A path planning algorithm for mobile robot based on edge-cloud collaborative computing

Path planning is a key problem to be solved for mobile robot to realize autonomous navigation. It is a typical computing intensive task, and high computing capacity is needed. The computing power carried by the mobile robot is difficult to support the calculation of path planning, and the traditional cloud computing model cannot meet the real-time requirement of path planning. In order to solve the problem of insufficient computing power and improve the execution efficiency and real-time performance, a real-time computing framework based on edge-cloud collaborative computing is constructed for path planning. In each control decision cycle, the mobile robot as the edge acquires the sensing data and transmits it to the cloud. By stream computing, the cloud plans the path in real-time. The edge integrates the planned path from the cloud and the partial obstacle avoidance result from the edge as a path sequence.
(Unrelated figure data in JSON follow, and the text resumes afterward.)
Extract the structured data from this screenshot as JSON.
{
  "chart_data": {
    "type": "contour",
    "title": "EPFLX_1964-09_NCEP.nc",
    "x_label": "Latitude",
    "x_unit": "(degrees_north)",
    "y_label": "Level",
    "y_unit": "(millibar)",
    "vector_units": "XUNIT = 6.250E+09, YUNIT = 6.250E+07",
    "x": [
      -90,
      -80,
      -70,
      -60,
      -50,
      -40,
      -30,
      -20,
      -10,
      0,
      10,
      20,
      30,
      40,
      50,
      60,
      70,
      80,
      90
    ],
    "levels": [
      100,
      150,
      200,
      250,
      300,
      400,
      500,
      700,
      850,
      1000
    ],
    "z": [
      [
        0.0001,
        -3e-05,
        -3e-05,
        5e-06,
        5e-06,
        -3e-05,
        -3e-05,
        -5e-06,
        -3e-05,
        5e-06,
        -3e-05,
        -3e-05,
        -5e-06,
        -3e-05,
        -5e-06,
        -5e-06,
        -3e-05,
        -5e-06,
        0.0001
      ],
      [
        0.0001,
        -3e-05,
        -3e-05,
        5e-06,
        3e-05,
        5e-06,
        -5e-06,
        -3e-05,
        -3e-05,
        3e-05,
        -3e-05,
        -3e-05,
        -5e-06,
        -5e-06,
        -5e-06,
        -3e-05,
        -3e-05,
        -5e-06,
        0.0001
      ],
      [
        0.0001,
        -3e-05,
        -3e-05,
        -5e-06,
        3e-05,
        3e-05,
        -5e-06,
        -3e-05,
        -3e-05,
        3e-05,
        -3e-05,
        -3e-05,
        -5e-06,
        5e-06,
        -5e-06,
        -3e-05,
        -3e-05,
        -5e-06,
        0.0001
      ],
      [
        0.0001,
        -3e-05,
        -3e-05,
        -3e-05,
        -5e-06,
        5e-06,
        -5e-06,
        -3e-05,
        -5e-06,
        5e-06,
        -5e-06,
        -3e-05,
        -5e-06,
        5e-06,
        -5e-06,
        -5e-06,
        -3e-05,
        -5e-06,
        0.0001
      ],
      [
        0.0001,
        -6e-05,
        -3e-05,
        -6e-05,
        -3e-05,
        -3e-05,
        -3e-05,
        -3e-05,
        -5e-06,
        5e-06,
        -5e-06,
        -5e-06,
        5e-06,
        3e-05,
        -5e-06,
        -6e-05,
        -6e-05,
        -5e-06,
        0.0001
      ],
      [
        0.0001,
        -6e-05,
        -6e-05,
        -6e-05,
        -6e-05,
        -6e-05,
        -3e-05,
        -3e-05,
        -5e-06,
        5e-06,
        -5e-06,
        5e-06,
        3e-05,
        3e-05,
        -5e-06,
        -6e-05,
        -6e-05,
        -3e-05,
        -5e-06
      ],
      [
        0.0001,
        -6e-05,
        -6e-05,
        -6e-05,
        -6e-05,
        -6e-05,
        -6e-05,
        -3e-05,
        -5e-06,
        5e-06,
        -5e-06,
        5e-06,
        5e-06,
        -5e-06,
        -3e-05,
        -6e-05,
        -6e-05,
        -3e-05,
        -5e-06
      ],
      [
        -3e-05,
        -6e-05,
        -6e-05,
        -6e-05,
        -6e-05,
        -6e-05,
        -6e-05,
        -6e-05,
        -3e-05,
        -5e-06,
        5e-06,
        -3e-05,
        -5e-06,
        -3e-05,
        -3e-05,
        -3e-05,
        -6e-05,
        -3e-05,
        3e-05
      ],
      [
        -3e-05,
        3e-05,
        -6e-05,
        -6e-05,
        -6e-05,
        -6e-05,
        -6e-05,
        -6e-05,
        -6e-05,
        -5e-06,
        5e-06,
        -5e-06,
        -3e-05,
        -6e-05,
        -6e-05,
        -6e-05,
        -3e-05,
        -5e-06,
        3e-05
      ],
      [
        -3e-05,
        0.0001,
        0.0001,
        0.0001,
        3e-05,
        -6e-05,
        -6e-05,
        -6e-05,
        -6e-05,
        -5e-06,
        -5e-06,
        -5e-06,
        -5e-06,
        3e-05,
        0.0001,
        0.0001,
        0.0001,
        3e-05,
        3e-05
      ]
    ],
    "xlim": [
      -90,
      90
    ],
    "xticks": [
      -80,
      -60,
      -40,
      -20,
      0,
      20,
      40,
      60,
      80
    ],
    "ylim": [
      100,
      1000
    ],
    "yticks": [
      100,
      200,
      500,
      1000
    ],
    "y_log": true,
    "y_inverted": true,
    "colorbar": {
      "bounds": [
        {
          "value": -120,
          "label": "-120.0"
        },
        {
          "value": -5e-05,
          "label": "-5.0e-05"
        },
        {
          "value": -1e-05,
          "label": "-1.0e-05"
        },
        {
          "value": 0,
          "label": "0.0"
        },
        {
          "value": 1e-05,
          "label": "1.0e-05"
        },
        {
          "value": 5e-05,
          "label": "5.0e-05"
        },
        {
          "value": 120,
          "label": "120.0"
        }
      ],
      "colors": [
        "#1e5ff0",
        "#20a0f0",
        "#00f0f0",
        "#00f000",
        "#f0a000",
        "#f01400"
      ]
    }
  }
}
The final path sequence is sent to the motion control layout, and drives the mobile robot to the target. By the edge-cloud collaborative computing, the computing capability of the edge is extended. By taking use of high real-time performance of stream computing, the proposed algorithm improves the efficiency of path planning. By taking use of the storage capacity of the cloud, environmental memory is realized and the problem of local traps is solved. Simulation experiment results in different environments show that the planned path by the proposed algorithm gets a higher path quality and shorter execution time comparing the other several traditional path planning algorithms. Experiments in real environment verify the feasibility and effectiveness of the algorithm.